Grandfather smiled, but sadly. “You are a good boy.”
* * *
We left home in midmorning. We got a bus that took us halfway. The bus had to stop before it reached the front line between the Panjshiris and the Hazaras. The front line moved from time to time as one side gained a temporary advantage over the other. No one ever knew for s
ure where it was.
We got off the bus and started walking. The road was empty. This was the same road that had been crowded with lines of refugees on the morning we had fled our home. It was the widest road in Kabul, so wide it had a park with big trees running down the middle. Before the fighting, young men met young women there to sit under the trees. Sometimes we saw them kissing and laughed at them. Wakeel called them pigeons.
Now the pavement was all broken. Everywhere there were holes where rockets had exploded, and craters made by bombs dropped from planes by some of the factions. Some of them were so deep that they had filled with groundwater from far below. All around us were pieces of twisted metal. It was so quiet, we could hear the sound of the bees humming.
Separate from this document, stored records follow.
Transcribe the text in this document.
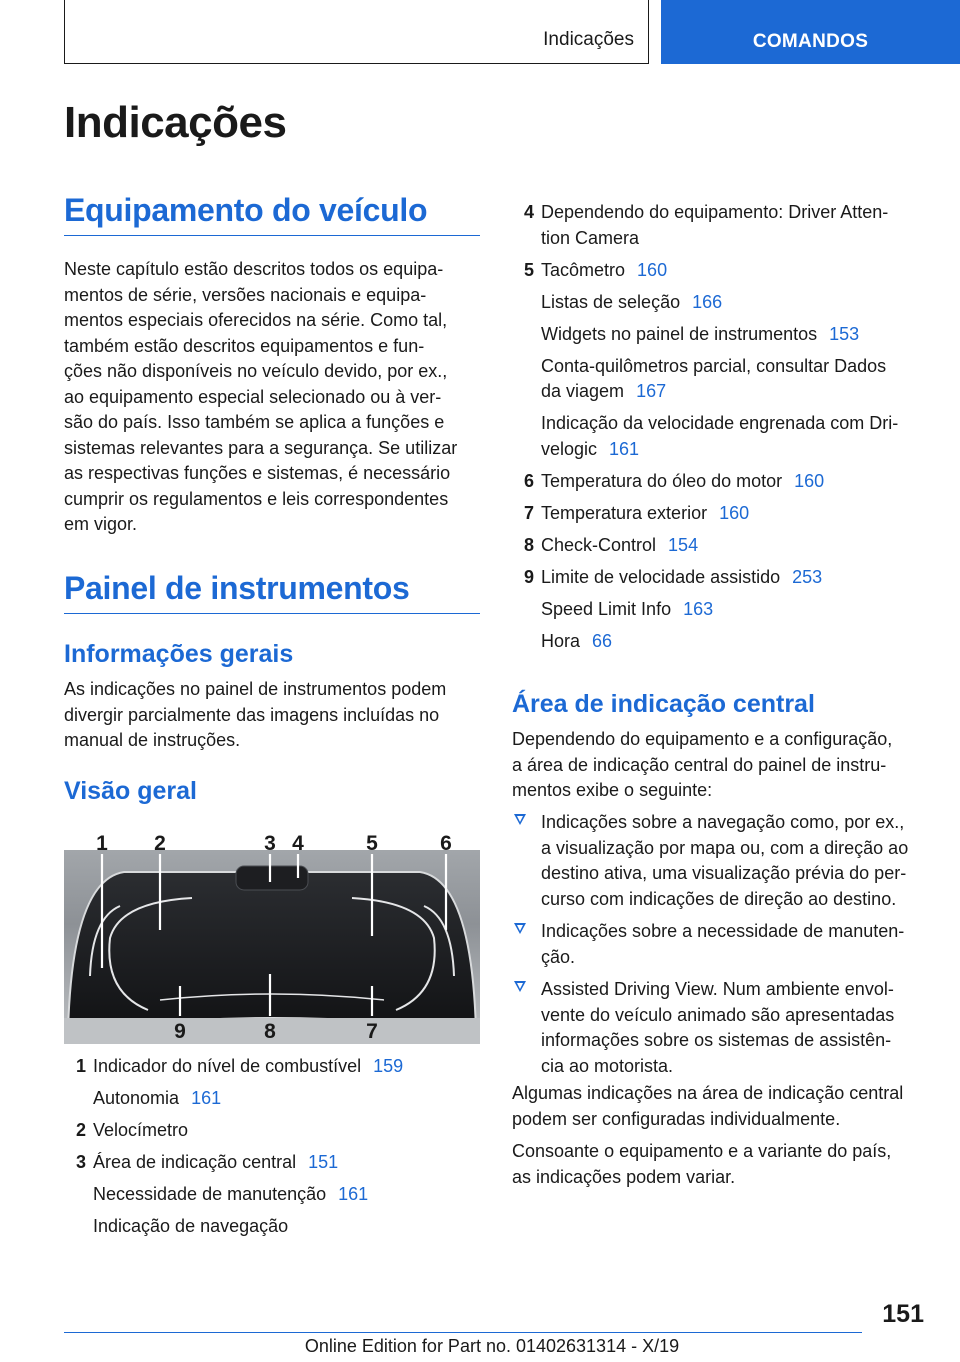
Indicações	COMANDOS
Indicações
Equipamento do veículo

Neste capítulo estão descritos todos os equipa-
mentos de série, versões nacionais e equipa-
mentos especiais oferecidos na série. Como tal,
também estão descritos equipamentos e fun-
ções não disponíveis no veículo devido, por ex.,
ao equipamento especial selecionado ou à ver-
são do país. Isso também se aplica a funções e
sistemas relevantes para a segurança. Se utilizar
as respectivas funções e sistemas, é necessário
cumprir os regulamentos e leis correspondentes
em vigor.

Painel de instrumentos
Informações gerais

As indicações no painel de instrumentos podem
divergir parcialmente das imagens incluídas no
manual de instruções.

Visão geral
1 2	3 4	5	6
9	8	7
1 Indicador do nível de combustível 159
Autonomia 161
2 Velocímetro
3 Área de indicação central 151
Necessidade de manutenção 161
Indicação de navegação
4 Dependendo do equipamento: Driver Atten-
tion Camera
5 Tacômetro 160
Listas de seleção 166
Widgets no painel de instrumentos 153
Conta-quilômetros parcial, consultar Dados
da viagem 167
Indicação da velocidade engrenada com Dri-
velogic 161
6 Temperatura do óleo do motor 160
7 Temperatura exterior 160
8 Check-Control 154
9 Limite de velocidade assistido 253
Speed Limit Info 163
Hora 66
Área de indicação central

Dependendo do equipamento e a configuração,
a área de indicação central do painel de instru-
mentos exibe o seguinte:

Indicações sobre a navegação como, por ex.,
a visualização por mapa ou, com a direção ao
destino ativa, uma visualização prévia do per-
curso com indicações de direção ao destino.
Indicações sobre a necessidade de manuten-
ção.
Assisted Driving View. Num ambiente envol-
vente do veículo animado são apresentadas
informações sobre os sistemas de assistên-
cia ao motorista.

Algumas indicações na área de indicação central
podem ser configuradas individualmente.

Consoante o equipamento e a variante do país,
as indicações podem variar.

151
Online Edition for Part no. 01402631314 - X/19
As we were walking, my grandfather asked me whether I had ever been in love with someone. I was too shy to say “Yes,” so I said “No.” I desperately wanted to say, “I am in love with my classmate, Yaldda.” But I was only ten years old, and boys that age are not supposed to have girlfriends.
My grandfather looked into my eyes. His voice was uncharacteristically gentle. “The person who doesn’t have love in life has emptiness. I’m sure you are in love, but I know you don’t want to tell me.”
I had never kept anything from Grandfather. He had always advised me on everything important. Whenever I told him my secrets, I felt very light and happy.
“I love a girl in my old school,” I confided to him. “She is my age, her name is Yaldda, and she is very beautiful!”
My grandfather laughed very loudly. “A woman can keep you warm like wine, or turn cold like ice. Be patient, little man. A person without patience is like a candle without wax. Sometimes love makes you very impatient. Keep control of your feelings.”
We said nothing more for a while as I thought about what he told me. And I thought about Yaldda. I had never seen her again after the fighting started. I wondered where she was, and whether she was safe. Had her family left in time, or had they waited too long? Sometimes I wrote poems about Yaldda in my diary, where I kept all the important things that Grandfather told me.